Nach dem tragischen Selbstmord von Richard Manuel und dem Herointod von Rick Danko ist nun Levon Helm von uns gegangen. Und mit ihm die letzte Stimme von „The Band“. Jetzt leben noch der Haupt-Songwriter Robbie Robertson und der Arrangeur Garth Hudson, doch der letzte, der die Songs dieser großen amerikanischen Gruppe singen konnte, ist nun gestorben. Krebs war es, wie so oft in jüngerer Zeit. Helm war ein unglaublich guter Schlagzeuger und Sänger, ein Musiker, dessen Stil unverwechselbar und unnachahmlich war.
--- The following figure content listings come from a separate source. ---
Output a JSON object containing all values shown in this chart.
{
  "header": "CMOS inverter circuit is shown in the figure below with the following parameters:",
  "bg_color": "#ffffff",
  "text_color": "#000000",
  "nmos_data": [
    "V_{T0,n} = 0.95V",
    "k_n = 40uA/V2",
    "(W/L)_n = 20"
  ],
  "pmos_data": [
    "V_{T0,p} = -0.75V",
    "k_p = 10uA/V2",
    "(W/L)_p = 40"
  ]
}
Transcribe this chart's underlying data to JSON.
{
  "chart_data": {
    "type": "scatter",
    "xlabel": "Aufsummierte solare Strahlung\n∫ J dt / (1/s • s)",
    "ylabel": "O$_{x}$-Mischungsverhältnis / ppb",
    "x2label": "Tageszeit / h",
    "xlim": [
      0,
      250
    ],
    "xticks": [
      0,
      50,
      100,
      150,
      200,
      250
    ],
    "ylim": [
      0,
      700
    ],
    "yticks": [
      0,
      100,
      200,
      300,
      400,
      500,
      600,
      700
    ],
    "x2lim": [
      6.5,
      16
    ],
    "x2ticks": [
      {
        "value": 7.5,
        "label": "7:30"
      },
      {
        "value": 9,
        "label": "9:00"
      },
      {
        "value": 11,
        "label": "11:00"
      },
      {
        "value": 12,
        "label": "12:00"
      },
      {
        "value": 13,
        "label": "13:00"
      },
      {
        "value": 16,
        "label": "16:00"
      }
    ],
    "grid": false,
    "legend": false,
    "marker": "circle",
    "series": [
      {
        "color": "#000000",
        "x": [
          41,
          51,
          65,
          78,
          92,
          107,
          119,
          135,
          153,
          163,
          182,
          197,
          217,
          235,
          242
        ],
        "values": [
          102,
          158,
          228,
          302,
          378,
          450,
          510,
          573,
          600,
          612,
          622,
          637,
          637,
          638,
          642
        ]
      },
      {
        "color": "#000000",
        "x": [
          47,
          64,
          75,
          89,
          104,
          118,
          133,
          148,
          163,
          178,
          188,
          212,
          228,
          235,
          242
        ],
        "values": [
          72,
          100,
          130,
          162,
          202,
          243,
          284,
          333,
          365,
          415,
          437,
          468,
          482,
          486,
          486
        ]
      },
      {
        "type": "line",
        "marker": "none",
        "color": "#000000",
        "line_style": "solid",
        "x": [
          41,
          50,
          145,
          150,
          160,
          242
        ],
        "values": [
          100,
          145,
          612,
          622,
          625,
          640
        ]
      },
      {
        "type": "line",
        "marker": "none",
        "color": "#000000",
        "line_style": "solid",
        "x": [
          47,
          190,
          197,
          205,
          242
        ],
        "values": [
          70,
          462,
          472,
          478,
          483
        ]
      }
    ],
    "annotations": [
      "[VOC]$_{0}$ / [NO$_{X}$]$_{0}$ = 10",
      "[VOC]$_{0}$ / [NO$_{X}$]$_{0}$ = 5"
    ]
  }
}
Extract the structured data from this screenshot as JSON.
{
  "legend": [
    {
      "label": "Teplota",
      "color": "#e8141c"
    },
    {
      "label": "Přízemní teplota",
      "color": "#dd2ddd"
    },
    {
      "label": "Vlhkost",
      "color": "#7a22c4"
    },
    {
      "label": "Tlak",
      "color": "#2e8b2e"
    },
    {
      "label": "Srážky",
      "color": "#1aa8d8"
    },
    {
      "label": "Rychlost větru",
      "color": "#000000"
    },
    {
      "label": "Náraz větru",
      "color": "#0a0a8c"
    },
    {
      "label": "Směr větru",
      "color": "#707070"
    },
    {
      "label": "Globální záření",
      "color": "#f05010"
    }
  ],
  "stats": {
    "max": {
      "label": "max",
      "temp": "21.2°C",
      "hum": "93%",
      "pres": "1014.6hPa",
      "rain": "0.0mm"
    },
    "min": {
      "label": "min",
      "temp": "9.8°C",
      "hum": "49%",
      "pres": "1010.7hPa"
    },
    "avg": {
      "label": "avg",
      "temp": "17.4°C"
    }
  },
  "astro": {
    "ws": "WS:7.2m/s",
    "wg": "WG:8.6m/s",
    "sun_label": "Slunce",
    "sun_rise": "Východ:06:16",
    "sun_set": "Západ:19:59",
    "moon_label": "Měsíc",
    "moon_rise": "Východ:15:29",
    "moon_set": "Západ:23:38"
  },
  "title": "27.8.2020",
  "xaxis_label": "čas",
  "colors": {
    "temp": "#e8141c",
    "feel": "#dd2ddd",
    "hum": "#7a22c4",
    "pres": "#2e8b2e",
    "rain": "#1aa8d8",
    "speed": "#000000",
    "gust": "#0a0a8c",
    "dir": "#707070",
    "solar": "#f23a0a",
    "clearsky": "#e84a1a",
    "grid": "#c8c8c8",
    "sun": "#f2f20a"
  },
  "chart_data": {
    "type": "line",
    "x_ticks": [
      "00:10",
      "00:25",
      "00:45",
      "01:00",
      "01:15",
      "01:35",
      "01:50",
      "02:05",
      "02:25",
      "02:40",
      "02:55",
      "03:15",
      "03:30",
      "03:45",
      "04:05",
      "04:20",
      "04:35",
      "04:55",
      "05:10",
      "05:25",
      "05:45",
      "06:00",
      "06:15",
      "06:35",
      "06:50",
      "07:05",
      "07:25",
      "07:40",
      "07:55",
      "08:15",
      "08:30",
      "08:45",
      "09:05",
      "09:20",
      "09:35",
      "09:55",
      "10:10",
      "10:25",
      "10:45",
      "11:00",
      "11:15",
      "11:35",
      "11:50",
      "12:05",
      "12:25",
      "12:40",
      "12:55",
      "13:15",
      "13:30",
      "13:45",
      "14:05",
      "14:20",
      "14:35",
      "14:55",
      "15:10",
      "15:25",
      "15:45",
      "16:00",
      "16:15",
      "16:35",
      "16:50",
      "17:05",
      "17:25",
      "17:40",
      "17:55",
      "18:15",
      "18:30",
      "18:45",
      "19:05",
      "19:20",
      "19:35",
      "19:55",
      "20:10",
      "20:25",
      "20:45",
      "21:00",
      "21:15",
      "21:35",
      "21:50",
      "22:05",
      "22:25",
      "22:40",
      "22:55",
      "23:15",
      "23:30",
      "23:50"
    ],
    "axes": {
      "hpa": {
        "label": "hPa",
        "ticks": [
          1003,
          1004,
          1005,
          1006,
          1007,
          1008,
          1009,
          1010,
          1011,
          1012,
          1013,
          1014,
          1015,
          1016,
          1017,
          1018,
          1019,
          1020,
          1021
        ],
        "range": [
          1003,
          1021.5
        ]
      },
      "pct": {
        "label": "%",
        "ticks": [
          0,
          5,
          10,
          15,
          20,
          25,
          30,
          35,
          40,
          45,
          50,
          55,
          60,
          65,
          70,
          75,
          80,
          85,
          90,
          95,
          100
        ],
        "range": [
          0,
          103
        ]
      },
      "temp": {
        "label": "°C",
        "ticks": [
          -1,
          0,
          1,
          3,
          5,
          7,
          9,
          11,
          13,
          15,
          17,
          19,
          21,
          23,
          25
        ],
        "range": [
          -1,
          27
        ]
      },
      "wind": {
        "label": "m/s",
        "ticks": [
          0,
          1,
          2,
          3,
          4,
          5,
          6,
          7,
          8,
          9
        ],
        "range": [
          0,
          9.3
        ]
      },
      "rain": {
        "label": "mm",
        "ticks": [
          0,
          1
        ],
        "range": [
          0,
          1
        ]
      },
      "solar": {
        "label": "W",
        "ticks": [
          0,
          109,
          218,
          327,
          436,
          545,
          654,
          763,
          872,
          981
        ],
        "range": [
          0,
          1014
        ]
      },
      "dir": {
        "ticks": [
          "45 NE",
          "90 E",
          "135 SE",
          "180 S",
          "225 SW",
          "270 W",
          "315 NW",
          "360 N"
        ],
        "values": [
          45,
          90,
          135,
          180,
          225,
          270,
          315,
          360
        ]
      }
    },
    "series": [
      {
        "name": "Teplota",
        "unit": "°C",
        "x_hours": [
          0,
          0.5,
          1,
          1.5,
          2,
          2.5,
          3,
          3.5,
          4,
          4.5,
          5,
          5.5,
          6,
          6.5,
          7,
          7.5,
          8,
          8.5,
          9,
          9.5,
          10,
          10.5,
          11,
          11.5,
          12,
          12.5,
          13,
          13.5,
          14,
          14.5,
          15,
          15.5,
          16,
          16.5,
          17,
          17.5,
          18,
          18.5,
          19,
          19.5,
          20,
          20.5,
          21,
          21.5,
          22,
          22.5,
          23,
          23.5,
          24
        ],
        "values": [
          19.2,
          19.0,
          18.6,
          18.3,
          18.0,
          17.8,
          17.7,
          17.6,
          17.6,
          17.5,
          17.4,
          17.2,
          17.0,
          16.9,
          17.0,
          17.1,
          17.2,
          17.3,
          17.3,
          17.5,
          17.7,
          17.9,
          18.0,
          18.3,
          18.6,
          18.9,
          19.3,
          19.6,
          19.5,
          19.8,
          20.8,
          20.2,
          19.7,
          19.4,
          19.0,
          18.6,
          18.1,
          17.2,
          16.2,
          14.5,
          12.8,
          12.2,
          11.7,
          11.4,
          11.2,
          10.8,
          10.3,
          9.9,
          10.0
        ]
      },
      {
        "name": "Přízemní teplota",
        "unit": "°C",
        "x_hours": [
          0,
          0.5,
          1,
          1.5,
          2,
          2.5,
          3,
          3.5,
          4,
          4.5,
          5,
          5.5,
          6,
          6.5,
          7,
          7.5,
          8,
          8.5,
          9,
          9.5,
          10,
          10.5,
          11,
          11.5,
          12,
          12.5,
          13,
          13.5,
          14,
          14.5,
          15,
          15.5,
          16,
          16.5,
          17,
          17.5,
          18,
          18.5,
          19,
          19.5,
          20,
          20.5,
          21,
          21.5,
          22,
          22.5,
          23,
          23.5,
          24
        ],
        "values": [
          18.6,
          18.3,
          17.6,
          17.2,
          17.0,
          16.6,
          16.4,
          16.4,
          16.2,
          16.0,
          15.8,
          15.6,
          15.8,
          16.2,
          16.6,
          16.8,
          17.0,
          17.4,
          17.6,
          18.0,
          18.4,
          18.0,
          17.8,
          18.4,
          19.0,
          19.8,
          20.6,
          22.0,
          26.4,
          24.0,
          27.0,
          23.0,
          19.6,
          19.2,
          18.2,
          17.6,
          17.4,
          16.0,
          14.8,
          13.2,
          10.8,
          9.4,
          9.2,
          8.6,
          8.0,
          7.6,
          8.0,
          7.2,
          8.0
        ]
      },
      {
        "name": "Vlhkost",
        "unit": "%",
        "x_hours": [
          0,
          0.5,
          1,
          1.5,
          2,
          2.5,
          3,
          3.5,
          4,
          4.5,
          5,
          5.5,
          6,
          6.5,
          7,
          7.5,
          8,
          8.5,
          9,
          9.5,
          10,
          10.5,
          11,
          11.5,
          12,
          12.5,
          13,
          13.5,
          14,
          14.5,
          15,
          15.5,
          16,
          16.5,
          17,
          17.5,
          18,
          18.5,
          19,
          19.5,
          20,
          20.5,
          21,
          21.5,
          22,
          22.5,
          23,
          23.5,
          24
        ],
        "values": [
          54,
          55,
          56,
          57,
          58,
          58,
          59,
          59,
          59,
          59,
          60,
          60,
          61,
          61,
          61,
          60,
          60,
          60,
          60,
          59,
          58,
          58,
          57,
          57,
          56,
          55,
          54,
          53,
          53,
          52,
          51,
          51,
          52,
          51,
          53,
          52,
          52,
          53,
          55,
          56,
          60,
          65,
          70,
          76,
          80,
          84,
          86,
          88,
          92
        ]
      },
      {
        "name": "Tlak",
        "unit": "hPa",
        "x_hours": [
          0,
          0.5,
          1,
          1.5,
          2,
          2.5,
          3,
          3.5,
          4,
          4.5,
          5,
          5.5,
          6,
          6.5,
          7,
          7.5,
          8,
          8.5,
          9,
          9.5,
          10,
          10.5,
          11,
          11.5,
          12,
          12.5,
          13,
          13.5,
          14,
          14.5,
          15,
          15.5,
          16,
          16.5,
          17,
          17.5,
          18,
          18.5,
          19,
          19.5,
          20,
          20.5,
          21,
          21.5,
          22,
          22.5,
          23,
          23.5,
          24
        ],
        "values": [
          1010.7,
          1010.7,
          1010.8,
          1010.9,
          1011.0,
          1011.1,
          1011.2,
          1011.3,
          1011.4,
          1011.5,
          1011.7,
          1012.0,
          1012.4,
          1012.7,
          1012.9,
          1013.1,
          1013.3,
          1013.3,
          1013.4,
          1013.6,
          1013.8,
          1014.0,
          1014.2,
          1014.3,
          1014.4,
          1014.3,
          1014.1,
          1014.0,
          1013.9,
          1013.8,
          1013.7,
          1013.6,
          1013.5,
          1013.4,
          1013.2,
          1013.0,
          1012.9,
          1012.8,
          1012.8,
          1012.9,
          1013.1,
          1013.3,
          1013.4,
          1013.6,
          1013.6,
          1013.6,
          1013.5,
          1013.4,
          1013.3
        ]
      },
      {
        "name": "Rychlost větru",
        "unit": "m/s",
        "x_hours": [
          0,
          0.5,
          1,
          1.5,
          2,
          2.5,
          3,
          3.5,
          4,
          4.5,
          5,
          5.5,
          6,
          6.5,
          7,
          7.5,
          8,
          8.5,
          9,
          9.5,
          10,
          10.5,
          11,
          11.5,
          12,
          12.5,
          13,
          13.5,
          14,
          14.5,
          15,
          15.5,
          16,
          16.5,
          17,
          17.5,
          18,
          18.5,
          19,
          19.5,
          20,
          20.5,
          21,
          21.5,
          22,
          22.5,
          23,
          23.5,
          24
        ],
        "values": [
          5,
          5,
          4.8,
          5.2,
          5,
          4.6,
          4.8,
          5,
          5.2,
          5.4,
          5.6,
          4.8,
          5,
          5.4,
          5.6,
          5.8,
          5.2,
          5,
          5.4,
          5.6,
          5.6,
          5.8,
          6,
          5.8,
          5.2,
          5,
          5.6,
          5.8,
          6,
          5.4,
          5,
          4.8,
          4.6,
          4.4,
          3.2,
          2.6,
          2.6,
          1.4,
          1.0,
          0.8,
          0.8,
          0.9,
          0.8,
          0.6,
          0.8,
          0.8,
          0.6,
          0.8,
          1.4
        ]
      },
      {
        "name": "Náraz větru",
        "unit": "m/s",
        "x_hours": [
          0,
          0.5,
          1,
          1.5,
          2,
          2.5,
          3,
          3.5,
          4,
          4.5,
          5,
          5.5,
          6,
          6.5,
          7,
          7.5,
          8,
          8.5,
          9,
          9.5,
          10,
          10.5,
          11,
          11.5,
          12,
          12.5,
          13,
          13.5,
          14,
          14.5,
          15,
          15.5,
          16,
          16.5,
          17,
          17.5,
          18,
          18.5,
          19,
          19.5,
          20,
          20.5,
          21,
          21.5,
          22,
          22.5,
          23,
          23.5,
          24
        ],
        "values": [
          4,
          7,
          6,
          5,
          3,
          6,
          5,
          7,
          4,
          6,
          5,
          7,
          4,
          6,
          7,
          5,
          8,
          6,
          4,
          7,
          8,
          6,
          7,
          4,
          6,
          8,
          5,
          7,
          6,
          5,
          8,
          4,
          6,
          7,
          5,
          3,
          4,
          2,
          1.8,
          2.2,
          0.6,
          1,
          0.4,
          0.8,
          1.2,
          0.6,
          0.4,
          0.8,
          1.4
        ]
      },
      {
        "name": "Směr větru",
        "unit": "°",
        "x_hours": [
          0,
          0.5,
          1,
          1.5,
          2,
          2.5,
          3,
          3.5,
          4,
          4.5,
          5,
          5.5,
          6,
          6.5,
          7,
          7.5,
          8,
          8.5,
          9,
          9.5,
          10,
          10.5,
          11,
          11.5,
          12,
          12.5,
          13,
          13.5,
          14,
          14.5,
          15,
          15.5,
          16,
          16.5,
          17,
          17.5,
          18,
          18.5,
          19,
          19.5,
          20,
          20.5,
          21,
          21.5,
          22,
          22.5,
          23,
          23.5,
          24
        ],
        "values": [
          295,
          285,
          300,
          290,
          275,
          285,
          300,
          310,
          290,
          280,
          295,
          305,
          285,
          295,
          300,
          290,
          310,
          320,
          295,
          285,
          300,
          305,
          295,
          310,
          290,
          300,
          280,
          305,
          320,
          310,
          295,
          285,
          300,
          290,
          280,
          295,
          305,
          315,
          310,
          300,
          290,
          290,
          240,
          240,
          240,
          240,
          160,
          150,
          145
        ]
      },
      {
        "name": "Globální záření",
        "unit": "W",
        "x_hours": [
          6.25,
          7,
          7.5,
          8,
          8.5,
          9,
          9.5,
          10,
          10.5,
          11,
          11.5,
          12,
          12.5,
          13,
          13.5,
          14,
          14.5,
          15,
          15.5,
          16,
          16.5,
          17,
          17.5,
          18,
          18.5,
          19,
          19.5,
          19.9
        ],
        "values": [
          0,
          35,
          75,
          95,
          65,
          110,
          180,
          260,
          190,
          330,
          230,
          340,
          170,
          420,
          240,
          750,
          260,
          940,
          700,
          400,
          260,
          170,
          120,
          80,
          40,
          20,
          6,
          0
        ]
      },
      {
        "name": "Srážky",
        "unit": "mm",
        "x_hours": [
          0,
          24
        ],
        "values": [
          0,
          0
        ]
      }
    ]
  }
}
Er war aus der harten Schule hervorgegangen, die „The Band“ für alle Beteiligten war: Zuerst jahrelang Begleitband für den kanadischen Rocker „The Hawk“, der die Jungs mit den Worten gelockt hatte: „You won´t get much money but you´ll get more pussy than Frank Sinatra“, dann von Bob Dylan engagiert und mit Dylan Rockgeschichte geschrieben (es war „The Band“ zu der Dylan einst in England 1966 sagte: „Play it fucking loud“), und schließlich selber an die Spitze der Charts mit von Americana durchtränkten Eigenkompositionen. Und mit diesem Gesang. Und mit diesem Schlagzeug. Jeder, der was vom Trommeln versteht, wird sofort zugeben, dass Levon Helm einer der besten war. Ruhe in Frieden,  Levon, und danke für die Musik!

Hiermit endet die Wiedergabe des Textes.